A Russian scientist, V. M. Borisov reported in 1979 that in the Arcto-Norwegian stocks of Atlantic cod the majority of the fish matured at 8-10 years in the 1930s but by the 1970s the majority of cod matured at 6 years. This decline he attributed to a selective removal of late maturing cod from the population.

Apparently, the MSS-scientists have ignored or haven't read the 1983 Beacham report from the Scotian shelf in the Northwest Atlantic, where cod catches peaked at over 80,000 tonnes in 1968 and were accompanied by a marked decline in biomass and corresponding decline in mean fish size and age. In addition, the median length and age of cod at maturity declined: the median age at sexual maturity declined from >5 years in the 1960s to <3 years in 1978 for both males and females. Cod that matured at smaller or younger sizes would have an advantage under heavy fishing pressure as the larger and older maturing cod would be fished out selectively. A similar trend was observed in haddock.

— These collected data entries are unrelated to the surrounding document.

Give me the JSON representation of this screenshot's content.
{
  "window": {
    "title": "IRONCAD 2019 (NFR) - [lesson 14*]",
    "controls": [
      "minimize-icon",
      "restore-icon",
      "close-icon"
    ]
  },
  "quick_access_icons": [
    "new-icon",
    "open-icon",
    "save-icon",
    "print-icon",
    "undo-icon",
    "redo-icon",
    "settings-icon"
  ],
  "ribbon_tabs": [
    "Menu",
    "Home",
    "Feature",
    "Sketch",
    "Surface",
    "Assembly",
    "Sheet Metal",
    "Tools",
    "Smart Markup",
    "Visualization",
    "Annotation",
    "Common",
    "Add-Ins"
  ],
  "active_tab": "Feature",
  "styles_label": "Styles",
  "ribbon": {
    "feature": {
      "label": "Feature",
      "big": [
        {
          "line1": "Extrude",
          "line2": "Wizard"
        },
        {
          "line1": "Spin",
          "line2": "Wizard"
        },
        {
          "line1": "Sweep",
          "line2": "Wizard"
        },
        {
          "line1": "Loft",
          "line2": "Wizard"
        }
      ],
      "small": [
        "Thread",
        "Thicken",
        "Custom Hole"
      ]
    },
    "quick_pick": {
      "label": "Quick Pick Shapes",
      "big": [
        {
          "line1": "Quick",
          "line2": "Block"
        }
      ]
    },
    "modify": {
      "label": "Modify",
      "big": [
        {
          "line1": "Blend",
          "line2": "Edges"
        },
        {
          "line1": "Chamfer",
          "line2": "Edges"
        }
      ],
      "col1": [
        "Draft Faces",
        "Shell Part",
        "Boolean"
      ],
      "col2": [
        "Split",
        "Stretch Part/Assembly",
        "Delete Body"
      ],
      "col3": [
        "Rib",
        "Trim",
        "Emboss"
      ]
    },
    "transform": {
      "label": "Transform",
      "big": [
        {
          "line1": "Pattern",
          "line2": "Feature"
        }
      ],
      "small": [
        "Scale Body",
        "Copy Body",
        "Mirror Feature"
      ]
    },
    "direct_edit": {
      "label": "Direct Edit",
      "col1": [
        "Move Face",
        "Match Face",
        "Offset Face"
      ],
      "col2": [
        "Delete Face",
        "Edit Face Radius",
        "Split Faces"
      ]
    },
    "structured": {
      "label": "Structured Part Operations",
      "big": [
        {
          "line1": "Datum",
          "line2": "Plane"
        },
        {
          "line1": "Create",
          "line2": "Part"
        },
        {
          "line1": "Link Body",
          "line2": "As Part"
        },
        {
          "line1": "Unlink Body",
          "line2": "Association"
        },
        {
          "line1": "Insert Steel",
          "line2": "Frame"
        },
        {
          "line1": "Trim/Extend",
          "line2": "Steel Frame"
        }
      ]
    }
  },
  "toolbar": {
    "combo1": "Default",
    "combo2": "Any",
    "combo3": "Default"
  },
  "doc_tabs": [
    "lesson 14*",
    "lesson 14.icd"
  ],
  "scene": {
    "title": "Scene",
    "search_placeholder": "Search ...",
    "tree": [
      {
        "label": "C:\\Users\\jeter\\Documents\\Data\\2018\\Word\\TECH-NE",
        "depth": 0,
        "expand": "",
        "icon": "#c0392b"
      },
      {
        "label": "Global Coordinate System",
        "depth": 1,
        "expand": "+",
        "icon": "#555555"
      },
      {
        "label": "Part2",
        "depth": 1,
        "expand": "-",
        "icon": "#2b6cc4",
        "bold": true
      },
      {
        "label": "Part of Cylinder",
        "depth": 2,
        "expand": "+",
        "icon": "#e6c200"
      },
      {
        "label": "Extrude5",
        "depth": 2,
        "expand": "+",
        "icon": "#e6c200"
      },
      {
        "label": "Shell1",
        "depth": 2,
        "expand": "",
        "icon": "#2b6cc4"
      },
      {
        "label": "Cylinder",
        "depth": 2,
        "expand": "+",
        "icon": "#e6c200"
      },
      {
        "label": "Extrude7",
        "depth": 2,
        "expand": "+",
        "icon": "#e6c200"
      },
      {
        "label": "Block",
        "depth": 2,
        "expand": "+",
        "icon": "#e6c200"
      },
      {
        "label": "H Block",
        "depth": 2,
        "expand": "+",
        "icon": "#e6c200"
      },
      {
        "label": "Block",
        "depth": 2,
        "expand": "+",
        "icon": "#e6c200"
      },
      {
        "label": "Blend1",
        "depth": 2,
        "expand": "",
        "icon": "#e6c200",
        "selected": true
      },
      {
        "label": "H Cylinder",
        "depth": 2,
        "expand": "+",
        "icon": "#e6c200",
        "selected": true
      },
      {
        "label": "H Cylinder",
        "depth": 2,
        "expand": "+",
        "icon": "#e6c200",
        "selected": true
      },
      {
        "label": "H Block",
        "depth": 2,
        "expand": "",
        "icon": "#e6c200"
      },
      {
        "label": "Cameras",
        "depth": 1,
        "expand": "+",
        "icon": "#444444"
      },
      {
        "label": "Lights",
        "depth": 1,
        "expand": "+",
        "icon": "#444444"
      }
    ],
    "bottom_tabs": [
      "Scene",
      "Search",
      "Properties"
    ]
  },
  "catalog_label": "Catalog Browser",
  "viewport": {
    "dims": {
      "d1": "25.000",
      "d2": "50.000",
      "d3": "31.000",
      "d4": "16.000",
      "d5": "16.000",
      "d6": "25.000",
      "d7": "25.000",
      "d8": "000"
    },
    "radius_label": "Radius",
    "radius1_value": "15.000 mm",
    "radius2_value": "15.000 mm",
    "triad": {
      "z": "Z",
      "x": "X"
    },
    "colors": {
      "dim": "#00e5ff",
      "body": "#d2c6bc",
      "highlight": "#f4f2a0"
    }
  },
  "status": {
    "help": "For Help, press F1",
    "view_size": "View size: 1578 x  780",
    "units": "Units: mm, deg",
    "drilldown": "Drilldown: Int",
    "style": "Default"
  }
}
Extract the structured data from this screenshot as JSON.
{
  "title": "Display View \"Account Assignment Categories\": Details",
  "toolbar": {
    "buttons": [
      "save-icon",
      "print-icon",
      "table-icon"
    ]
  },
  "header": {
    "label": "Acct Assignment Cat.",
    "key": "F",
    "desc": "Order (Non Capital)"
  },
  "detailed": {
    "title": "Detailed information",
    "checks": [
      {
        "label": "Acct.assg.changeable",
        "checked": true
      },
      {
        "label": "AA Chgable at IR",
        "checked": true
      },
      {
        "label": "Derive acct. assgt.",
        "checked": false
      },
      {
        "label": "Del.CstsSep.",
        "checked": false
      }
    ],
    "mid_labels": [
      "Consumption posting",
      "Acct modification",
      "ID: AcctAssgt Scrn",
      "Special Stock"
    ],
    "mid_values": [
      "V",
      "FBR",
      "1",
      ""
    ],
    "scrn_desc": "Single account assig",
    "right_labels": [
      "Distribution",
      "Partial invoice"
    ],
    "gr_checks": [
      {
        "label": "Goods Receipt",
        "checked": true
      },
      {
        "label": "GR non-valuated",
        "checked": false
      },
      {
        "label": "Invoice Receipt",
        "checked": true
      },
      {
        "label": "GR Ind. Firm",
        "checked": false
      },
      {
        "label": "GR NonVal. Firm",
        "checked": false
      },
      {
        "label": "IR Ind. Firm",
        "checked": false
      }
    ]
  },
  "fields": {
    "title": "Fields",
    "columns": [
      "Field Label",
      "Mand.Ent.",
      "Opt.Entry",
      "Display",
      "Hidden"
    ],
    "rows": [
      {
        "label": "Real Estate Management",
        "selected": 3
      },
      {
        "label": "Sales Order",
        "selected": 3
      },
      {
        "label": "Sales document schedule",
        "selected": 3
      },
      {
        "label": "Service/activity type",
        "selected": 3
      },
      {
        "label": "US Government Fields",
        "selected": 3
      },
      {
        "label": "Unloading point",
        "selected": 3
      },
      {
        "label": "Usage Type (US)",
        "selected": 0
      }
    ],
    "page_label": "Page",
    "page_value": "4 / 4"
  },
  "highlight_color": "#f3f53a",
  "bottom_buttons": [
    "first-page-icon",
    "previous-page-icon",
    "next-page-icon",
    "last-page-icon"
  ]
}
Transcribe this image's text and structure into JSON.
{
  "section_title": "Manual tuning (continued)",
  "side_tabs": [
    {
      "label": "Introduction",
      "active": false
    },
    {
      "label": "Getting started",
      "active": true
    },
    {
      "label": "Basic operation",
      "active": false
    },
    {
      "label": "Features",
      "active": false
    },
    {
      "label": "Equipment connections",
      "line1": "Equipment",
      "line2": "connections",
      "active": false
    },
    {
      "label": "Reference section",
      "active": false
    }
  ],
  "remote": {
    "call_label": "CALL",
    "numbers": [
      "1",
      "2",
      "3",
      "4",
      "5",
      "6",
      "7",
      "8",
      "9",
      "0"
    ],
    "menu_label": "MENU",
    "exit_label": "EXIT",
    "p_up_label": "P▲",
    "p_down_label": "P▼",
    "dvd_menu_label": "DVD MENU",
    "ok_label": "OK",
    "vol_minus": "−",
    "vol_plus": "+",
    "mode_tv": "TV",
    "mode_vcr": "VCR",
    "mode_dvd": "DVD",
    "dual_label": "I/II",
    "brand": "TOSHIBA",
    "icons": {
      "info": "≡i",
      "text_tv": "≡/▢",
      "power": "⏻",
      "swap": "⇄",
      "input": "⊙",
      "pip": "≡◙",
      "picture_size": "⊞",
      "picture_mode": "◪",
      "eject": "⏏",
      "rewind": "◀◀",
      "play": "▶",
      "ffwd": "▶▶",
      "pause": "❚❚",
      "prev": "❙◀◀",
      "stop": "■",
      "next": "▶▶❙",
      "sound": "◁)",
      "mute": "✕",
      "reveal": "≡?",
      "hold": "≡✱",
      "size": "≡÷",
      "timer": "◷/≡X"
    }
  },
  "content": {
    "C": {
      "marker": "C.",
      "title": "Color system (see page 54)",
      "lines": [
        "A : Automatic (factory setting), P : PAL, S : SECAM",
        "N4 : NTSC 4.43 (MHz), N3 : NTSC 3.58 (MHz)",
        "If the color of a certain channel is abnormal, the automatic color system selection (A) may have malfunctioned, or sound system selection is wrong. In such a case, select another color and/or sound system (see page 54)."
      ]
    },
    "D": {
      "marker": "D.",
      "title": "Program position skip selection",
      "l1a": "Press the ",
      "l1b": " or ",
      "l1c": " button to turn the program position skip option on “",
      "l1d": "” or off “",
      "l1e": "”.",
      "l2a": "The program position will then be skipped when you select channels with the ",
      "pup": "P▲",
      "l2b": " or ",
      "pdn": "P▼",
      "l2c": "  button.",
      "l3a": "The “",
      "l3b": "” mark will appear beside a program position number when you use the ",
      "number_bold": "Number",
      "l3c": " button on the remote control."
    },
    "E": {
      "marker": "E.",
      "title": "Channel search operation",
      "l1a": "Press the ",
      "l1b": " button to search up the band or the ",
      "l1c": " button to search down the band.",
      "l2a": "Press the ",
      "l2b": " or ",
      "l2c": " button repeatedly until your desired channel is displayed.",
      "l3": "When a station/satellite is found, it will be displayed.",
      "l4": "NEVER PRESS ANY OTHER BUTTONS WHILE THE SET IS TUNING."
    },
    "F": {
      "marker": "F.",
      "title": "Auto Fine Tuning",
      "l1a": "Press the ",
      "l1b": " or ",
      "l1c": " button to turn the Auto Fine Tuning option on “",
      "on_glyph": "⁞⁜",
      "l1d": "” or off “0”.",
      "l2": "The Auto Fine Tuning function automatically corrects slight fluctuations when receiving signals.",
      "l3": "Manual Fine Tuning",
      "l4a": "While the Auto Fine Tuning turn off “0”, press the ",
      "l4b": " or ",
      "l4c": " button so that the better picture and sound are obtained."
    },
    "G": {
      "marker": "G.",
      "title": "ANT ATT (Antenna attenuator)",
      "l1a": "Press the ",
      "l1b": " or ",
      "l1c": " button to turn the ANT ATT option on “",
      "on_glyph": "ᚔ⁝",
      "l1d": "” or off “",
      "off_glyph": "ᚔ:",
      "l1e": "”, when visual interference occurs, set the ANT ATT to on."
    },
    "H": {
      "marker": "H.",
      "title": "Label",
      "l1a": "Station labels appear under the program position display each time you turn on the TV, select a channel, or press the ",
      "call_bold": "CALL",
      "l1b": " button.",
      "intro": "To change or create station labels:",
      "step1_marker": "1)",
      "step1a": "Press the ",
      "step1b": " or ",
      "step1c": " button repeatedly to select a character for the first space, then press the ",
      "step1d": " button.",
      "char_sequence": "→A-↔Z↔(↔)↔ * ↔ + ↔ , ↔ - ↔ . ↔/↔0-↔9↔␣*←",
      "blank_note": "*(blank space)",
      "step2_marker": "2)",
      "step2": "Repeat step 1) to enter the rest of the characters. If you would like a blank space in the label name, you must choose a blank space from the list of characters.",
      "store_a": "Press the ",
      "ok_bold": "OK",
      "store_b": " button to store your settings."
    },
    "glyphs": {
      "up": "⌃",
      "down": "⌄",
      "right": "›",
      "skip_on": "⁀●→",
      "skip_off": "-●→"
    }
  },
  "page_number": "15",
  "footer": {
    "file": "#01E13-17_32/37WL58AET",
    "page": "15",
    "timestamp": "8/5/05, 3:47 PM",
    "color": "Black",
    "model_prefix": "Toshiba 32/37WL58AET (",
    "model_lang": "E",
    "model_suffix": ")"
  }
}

And, in the April 2004 issue of Nature, Norwegian fishery scientists E. L. Olsen and his co-authors published a study to the same effect, after analysing some 30 years of data involving the plunge in Atlantic cod populations around southern Labrador and Newfoundland's Grand Banks. They wrote that there was a decline in the ages and sizes at maturity even before the northern cod population had collapsed, and that the cause was selective fishing pressure against those larger individuals that genetically tend to mature later.

Not just cod
Dr Jonas Bjarnason of Iceland, explains that due to selective fishing, stocks abound now with smaller, slower growing fish with inferior reproductive qualities. A genetic change occurs in fish populations, and fish mature sooner, spending most of their energy on spawning at the expense of body growth. They're more vulnerable to predation and their natural mortality increases.

Steve Berkeley of the University of California in Santa Cruz, saw the same phenomenon in long-lived rockfish species and reported to a meeting of the American Association for the Advancement of Science (AAAS): "We shouldn't be selectively protecting just the young ones, but add special protection for the biggest fish...you need to maintain older fish in the population, because those are the most successful at reproducing", Berkeley said.